At least one company in the UK housebuilding sector is optimistic about the market, despite the widespread slowdown in the past six months. Persimmon this month announced another year of record profits and “a marked upturn in demand since early 2005”.
This is in contrast to a more cautious recent statement from fellow volume housebuilder Wimpey, and survey evidence from manufacturers of building materials which reveals that optimism is scarce. The CBI says that about one in every two firms polled sees no change in the outlook for business in the first three months of the year, while 47% expect conditions to be less buoyant than in the fourth quarter of 2004.
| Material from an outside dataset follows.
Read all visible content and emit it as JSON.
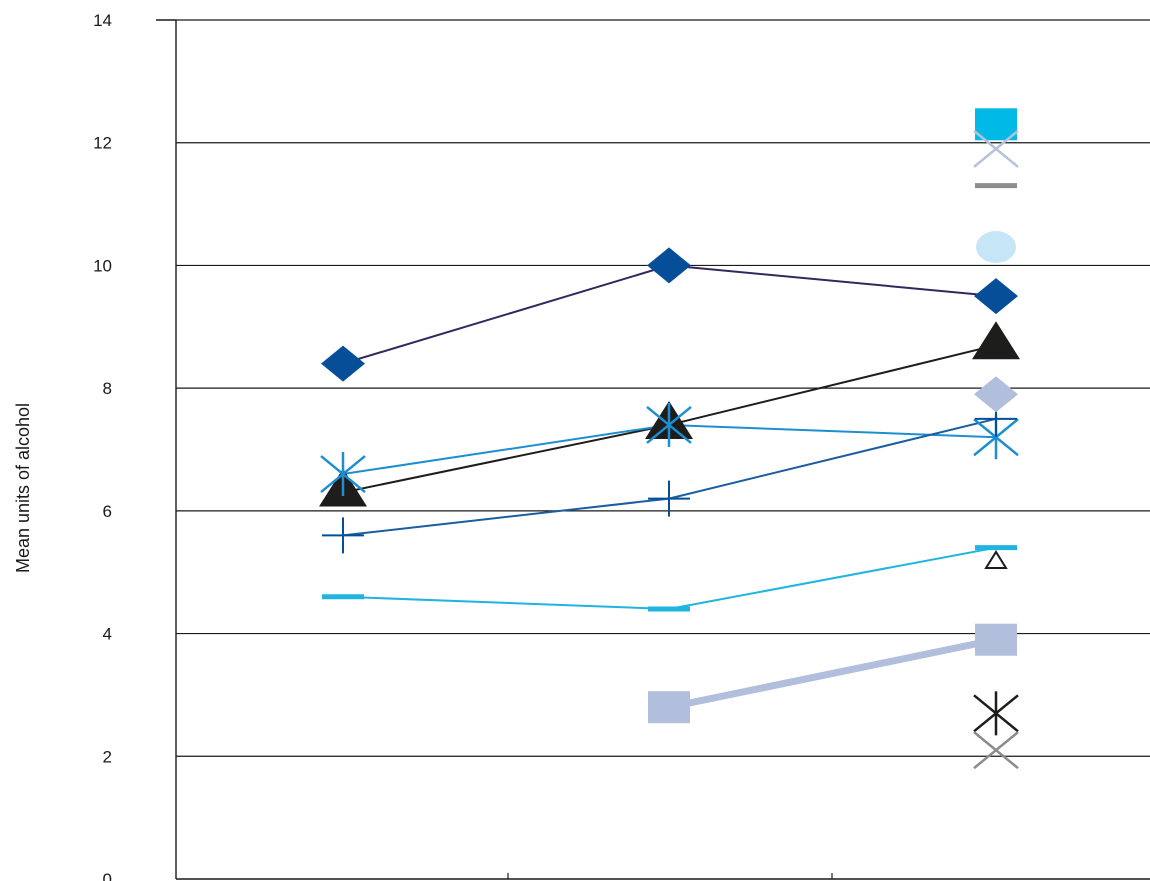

A balance of just 21% expects that demand, as indicated by new order intake, will rise over the coming months, and 29% report below normal order books. Output is expected to remain broadly unchanged, but 45% of suppliers expect the volume of deliveries to the domestic market to be lower than in the fourth quarter of last year.
Confidence reversed
The latest survey of British consumers by GfK Martin Hamblin for the European Commission finds that January’s rise in confidence was reversed in February. But unemployment is low and interest rates are probably near their peak, suggesting that consumers are not about to abandon what is an already weak housing market.
Property website Hometrack recorded the smallest monthly fall in house prices in February since last August, accompanied by a 28% increase in the number of buyers registered with estate agents. Nationwide reports a 0.5% rise in house prices in February – the second successive monthly increase, and the Bank of England lent 0.8% more to homebuyers in February than in January.
The monthly index of activity in the construction industry, from the Chartered Institute of Purchasing and Supply, remained above the no-change mark of 50 in January, at 54.2. But that compares with 55.5 the previous month and signals the least robust rate of growth in seven months.
The seasonally adjusted housing activity index slipped to 52.7 in February, from 54.9 in January, while the commercial sector index slowed to 55.8. Civil engineering activity increased for the first time in three months, and helped raise the February new orders index to 56.9, from 55.6 the previous month.
The index of construction input price inflation registered 68.2 in February, down from 71.2 in January but nonetheless indicating rapid cost inflation. Official figures show that in January the factory gate price of builders’ carpentry and joinery products rose at an annual rate of 3.6%, up from 2.9% in December.
UK-wide figures from the National House Building Council show 41,824 applications to register new home starts in the fourth quarter of 2004, a 1% decrease on the same period in 2003. Of the total, 37,318 relate to private sector activity, a fall of 1% on the same quarter of 2003. Housing association starts increased at an annual rate of 5%.
The NHBC reports that the market share of timber frame houses begun in the fourth quarter in Great Britain edged up to 15% from 14% a year earlier, while in Northern Ireland the proportion sank from 8% to 7%. However, it comments that some timber frame houses are privately built and not included in the data.
Looking to future demand for timber building products, officials estimate that the volume of new construction orders placed with contractors in the fourth quarter of 2004 for private-sector housing was 13% up on the fourth quarter of 2003. In value terms, orders were 23% higher than a year earlier.
Non-residential orders
New orders for commercial projects rose 17% year-on-year in the fourth quarter, and contracts for industrial buildings dropped by 5% on a year earlier. Contracts for infrastructure work fell by 14% compared with the third quarter of 2003.
Construction output will rise by 2.9% this year and by 1.8% in 2006, down from 4% last year, according to a new forecast by Cambridge Econometrics. And Oxford Economic Forecasting echo these predictions, expecting 2.8% growth in 2005, with a switch in the driver of expansion from residential to non-residential projects. Further ahead, the £3.6bn worth of Housing Corporation grants for 2006-08 to the private sector is expected to result in the building of 65,000 new homes.